24-year-old Apprentice finalist Luisa Zissman caused a bit of a furore on Twitter when she showed off a sneak pic of her new firm’s logo. The logo sees her company calling itself ‘Bakers Toolkit’, clearly missing an apostrophe:
Zimmerman, and her apostrophe-free logo.
Her Twitter followers were quick to point out the mistake, to which she initially responded, "Can you all help me out as I’m crap at grammar. Is it bakers toolkit or baker’s toolkit with an apostrophe?! X"
There ensued much debate as to whether it should be Baker’s or Bakers’, with most people suggesting that since she was aiming the business at more than one baker, it should be Bakers’.
Well far be it from me to risk annoying the Twittersphere any further, but I think those saying it should be Bakers’ because there is likely to be more than one baker, are simply wrong.

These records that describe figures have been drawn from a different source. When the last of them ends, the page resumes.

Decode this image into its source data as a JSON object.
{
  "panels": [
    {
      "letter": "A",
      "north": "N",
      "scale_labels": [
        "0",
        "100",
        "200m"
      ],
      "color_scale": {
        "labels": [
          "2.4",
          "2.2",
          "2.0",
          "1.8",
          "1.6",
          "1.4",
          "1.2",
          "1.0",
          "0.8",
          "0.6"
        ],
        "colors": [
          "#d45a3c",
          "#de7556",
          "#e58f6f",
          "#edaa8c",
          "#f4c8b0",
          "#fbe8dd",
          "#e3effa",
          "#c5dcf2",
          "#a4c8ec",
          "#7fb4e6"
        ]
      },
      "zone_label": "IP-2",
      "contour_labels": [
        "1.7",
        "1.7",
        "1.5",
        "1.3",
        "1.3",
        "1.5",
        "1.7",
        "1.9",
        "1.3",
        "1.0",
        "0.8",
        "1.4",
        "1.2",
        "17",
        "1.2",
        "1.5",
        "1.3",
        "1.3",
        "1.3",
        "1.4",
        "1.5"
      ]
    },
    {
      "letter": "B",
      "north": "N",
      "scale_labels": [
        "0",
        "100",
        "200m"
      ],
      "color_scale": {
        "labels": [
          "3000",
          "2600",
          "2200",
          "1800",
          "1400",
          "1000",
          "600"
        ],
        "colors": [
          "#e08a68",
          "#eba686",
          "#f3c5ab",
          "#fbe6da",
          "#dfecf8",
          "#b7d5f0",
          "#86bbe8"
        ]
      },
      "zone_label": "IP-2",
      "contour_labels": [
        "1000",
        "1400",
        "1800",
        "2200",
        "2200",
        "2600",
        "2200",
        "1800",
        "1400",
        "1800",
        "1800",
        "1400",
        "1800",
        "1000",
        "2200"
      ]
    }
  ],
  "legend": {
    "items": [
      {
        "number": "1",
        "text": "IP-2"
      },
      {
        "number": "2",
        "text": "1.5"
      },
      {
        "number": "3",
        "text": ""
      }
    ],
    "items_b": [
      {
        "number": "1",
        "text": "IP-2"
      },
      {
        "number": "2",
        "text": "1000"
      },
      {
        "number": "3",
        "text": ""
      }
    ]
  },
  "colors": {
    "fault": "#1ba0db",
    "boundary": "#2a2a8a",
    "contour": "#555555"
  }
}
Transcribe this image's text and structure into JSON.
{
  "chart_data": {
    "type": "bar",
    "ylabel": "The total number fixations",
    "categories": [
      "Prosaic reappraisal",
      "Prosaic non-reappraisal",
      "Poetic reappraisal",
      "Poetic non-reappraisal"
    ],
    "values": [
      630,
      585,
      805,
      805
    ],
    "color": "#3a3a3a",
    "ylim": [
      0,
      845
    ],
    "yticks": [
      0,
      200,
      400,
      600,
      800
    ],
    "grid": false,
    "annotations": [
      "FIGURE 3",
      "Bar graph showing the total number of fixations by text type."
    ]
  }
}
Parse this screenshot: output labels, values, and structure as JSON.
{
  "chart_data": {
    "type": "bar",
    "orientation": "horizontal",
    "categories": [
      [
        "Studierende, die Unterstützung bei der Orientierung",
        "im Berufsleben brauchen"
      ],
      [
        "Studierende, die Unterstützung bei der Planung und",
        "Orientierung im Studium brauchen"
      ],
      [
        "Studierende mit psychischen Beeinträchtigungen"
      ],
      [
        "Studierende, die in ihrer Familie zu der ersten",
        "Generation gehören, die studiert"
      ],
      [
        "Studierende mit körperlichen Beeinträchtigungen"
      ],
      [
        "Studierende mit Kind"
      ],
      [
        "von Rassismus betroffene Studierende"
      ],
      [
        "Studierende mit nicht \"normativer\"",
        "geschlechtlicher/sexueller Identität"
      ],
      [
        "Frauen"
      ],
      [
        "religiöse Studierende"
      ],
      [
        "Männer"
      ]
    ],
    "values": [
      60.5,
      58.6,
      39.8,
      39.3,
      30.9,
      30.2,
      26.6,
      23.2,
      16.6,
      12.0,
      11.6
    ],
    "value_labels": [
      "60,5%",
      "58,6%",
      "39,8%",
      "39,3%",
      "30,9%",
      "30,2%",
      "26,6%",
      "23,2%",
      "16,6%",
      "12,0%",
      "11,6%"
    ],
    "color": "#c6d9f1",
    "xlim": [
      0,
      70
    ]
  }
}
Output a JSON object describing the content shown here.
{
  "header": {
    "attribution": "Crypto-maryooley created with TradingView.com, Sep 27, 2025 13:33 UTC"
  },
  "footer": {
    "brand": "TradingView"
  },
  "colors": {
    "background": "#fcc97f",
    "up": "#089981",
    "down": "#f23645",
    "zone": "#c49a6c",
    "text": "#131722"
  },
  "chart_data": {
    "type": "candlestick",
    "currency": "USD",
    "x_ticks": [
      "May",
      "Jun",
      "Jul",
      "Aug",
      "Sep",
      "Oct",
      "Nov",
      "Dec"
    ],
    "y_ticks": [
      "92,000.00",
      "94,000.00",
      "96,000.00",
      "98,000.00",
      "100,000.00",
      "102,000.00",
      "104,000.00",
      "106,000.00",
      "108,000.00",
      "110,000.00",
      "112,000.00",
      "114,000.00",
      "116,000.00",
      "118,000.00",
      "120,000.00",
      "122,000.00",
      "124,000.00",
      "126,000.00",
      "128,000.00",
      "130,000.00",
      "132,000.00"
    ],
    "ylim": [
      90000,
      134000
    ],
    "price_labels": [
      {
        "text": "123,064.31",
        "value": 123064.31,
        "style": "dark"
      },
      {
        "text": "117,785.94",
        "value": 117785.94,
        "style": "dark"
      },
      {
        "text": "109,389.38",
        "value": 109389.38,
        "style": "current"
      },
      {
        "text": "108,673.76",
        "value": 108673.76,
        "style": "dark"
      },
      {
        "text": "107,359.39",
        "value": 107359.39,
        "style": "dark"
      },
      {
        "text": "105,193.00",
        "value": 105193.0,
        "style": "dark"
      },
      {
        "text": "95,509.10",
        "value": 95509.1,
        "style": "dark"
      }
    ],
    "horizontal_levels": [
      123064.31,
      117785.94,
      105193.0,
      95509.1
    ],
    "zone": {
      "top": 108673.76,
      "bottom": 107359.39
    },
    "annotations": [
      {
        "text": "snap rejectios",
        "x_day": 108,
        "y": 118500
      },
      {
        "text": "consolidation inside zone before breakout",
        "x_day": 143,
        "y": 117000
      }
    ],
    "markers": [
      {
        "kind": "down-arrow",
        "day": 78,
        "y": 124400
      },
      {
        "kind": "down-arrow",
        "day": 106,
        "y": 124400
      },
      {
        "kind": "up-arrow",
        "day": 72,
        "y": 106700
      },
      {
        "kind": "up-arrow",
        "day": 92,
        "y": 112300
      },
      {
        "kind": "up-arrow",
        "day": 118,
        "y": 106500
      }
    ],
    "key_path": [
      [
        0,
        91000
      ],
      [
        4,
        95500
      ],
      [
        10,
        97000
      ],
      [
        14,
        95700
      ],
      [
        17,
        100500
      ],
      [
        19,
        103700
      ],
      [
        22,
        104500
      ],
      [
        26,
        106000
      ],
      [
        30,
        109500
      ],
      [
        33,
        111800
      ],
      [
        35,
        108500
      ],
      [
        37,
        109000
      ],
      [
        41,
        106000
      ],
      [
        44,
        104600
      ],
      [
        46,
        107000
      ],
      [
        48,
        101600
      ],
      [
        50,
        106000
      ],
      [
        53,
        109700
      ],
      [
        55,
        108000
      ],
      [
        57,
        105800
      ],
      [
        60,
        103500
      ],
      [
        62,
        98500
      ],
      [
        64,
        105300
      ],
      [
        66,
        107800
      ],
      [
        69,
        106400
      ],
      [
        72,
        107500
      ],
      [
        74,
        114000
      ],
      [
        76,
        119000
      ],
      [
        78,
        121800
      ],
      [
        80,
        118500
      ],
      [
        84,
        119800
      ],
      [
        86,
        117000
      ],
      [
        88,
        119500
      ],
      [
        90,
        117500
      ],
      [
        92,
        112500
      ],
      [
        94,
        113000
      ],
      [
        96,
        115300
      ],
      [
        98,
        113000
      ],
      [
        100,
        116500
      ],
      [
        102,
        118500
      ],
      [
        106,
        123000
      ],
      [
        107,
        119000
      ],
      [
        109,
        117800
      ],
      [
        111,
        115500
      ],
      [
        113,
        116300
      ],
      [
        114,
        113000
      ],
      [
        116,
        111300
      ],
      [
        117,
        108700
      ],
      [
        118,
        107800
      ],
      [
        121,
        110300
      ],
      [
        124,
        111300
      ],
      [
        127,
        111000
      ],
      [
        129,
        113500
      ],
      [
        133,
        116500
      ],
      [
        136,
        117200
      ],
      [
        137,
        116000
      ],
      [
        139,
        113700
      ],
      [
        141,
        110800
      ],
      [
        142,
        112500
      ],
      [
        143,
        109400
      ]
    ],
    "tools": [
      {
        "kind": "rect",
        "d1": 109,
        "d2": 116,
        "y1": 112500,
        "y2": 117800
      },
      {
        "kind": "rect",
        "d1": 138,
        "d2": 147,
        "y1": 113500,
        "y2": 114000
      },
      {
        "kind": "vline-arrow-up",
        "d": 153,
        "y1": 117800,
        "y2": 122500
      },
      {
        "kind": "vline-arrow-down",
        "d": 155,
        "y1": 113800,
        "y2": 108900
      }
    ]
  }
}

While her business is indeed aimed at multiple bakers, I can only assume that each baker will only require one toolkit. The bakers are not sharing a single toolkit – so it is not the Bakers’ Toolkit.
We don’t yet know exactly what this business will entail, but assuming that each baker has their own toolkit, it should surely be Baker’s Toolkit. Even if she sells a Baker’s Toolkit to more than one baker, each will still be in possession of a Baker’s Toolkit, right? If I buy her product or service, I will have bought myself a Baker’s Toolkit. Collectively, we have all bought Bakers’ Toolkits.
If, on the other hand, they are all going to share one toolkit, it would then be Bakers’ Toolkit. Perhaps we won’t know for sure until we know more about her business. So come on Luisa, will they each have a toolkit or all share one? I want this cleared up!
But failing all else, you could always call it Toolkits4Bakers. As in Phones4U. No apostrophe required.